Le 22 mai 2026, la Cour d’appel de Tanzanie a publié sa décision sur le traitement fiscal des surestaries (demurrage). Étant donné que cette décision émane de la Cour d’appel, la plus haute juridiction de Tanzanie, elle s’applique immédiatement et fixe la position juridique pour l’avenir. La décision est particulièrement importante pour les entreprises du secteur du transport maritime et de la logistique, car elle apporte une plus grande sécurité juridique.

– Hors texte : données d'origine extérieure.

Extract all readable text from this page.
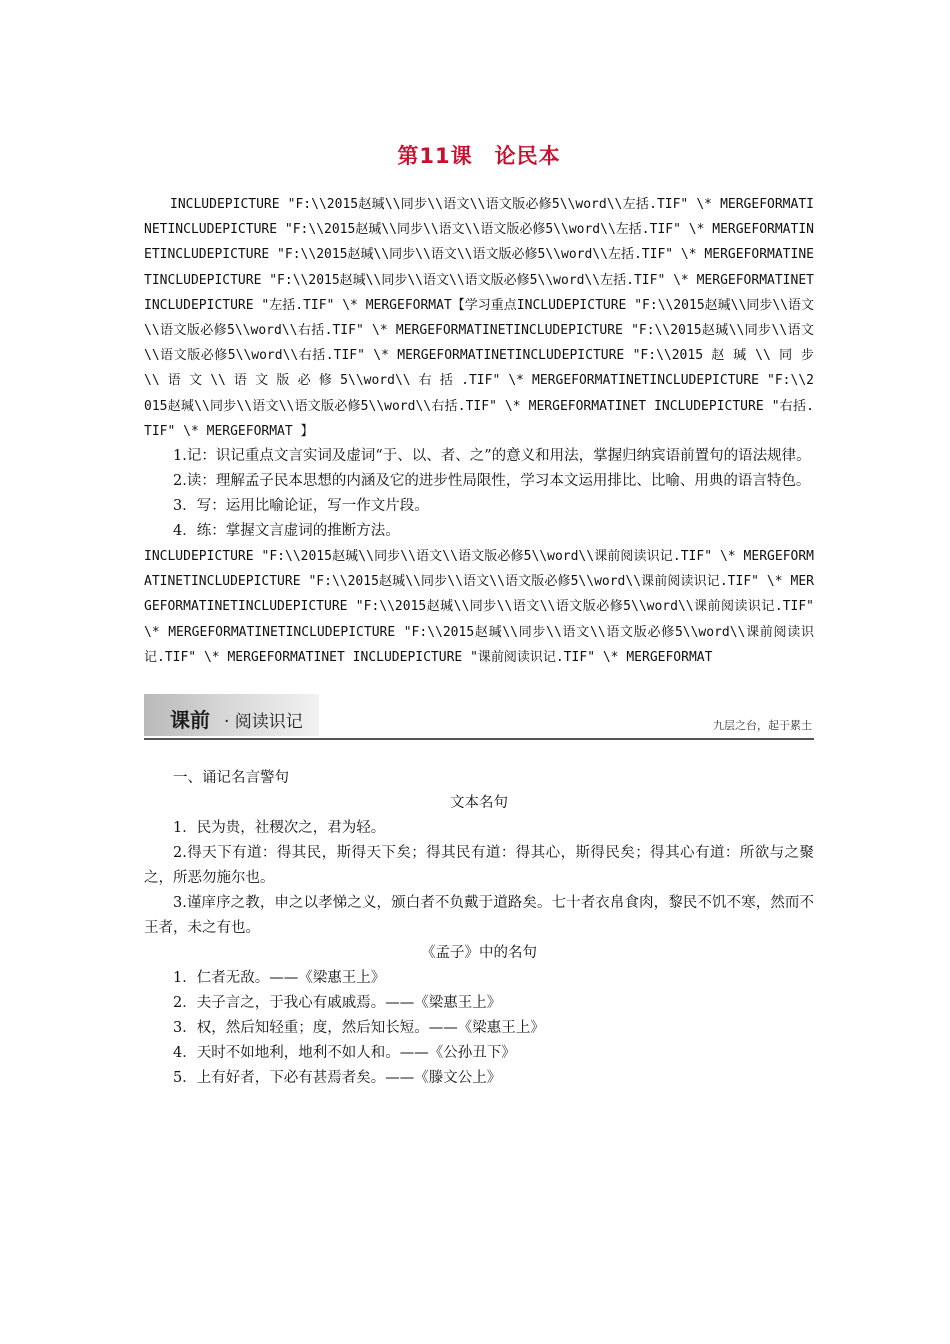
第11课 论民本

INCLUDEPICTURE "F:\\2015赵瑊\\同步\\语文\\语文版必修5\\word\\左括.TIF" \* MERGEFORMATINETINCLUDEPICTURE "F:\\2015赵瑊\\同步\\语文\\语文版必修5\\word\\左括.TIF" \* MERGEFORMATINETINCLUDEPICTURE "F:\\2015赵瑊\\同步\\语文\\语文版必修5\\word\\左括.TIF" \* MERGEFORMATINETINCLUDEPICTURE "F:\\2015赵瑊\\同步\\语文\\语文版必修5\\word\\左括.TIF" \* MERGEFORMATINET INCLUDEPICTURE "左括.TIF" \* MERGEFORMAT【学习重点INCLUDEPICTURE "F:\\2015赵瑊\\同步\\语文\\语文版必修5\\word\\右括.TIF" \* MERGEFORMATINETINCLUDEPICTURE "F:\\2015赵瑊\\同步\\语文\\语文版必修5\\word\\右括.TIF" \* MERGEFORMATINETINCLUDEPICTURE "F:\\2015 赵 瑊 \\ 同 步 \\ 语 文 \\ 语 文 版 必 修 5\\word\\ 右 括 .TIF" \* MERGEFORMATINETINCLUDEPICTURE "F:\\2015赵瑊\\同步\\语文\\语文版必修5\\word\\右括.TIF" \* MERGEFORMATINET INCLUDEPICTURE "右括.TIF" \* MERGEFORMAT 】

1.记：识记重点文言实词及虚词“于、以、者、之”的意义和用法，掌握归纳宾语前置句的语法规律。

2.读：理解孟子民本思想的内涵及它的进步性局限性，学习本文运用排比、比喻、用典的语言特色。

3．写：运用比喻论证，写一作文片段。

4．练：掌握文言虚词的推断方法。

INCLUDEPICTURE "F:\\2015赵瑊\\同步\\语文\\语文版必修5\\word\\课前阅读识记.TIF" \* MERGEFORMATINETINCLUDEPICTURE "F:\\2015赵瑊\\同步\\语文\\语文版必修5\\word\\课前阅读识记.TIF" \* MERGEFORMATINETINCLUDEPICTURE "F:\\2015赵瑊\\同步\\语文\\语文版必修5\\word\\课前阅读识记.TIF" \* MERGEFORMATINETINCLUDEPICTURE "F:\\2015赵瑊\\同步\\语文\\语文版必修5\\word\\课前阅读识记.TIF" \* MERGEFORMATINET INCLUDEPICTURE "课前阅读识记.TIF" \* MERGEFORMAT

课前 · 阅读识记	九层之台，起于累土

一、诵记名言警句

文本名句

1．民为贵，社稷次之，君为轻。

2.得天下有道：得其民，斯得天下矣；得其民有道：得其心，斯得民矣；得其心有道：所欲与之聚之，所恶勿施尔也。

3.谨庠序之教，申之以孝悌之义，颁白者不负戴于道路矣。七十者衣帛食肉，黎民不饥不寒，然而不王者，未之有也。

《孟子》中的名句

1．仁者无敌。——《梁惠王上》

2．夫子言之，于我心有戚戚焉。——《梁惠王上》

3．权，然后知轻重；度，然后知长短。——《梁惠王上》

4．天时不如地利，地利不如人和。——《公孙丑下》

5．上有好者，下必有甚焉者矣。——《滕文公上》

Contexte de l’affaire et décision des juridictions
En 2023, à la suite du contrôle fiscal et d’échanges avec le Gulf Badr Group, l’administration fiscale tanzanienne (TRA) a soumis à la TVA les surestaries que la société avait perçues. Ces frais surviennent dans le secteur du transport maritime lorsque les importateurs ou les destinataires ne restituent pas les conteneurs maritimes dans le délai franc convenu, appelé temps de planche (laytime). Ces frais ont pour objet d’indemniser le transporteur pour la perte d’usage de l’équipement, tout en encourageant les restitutions dans les délais afin de maintenir des opérations logistiques efficaces.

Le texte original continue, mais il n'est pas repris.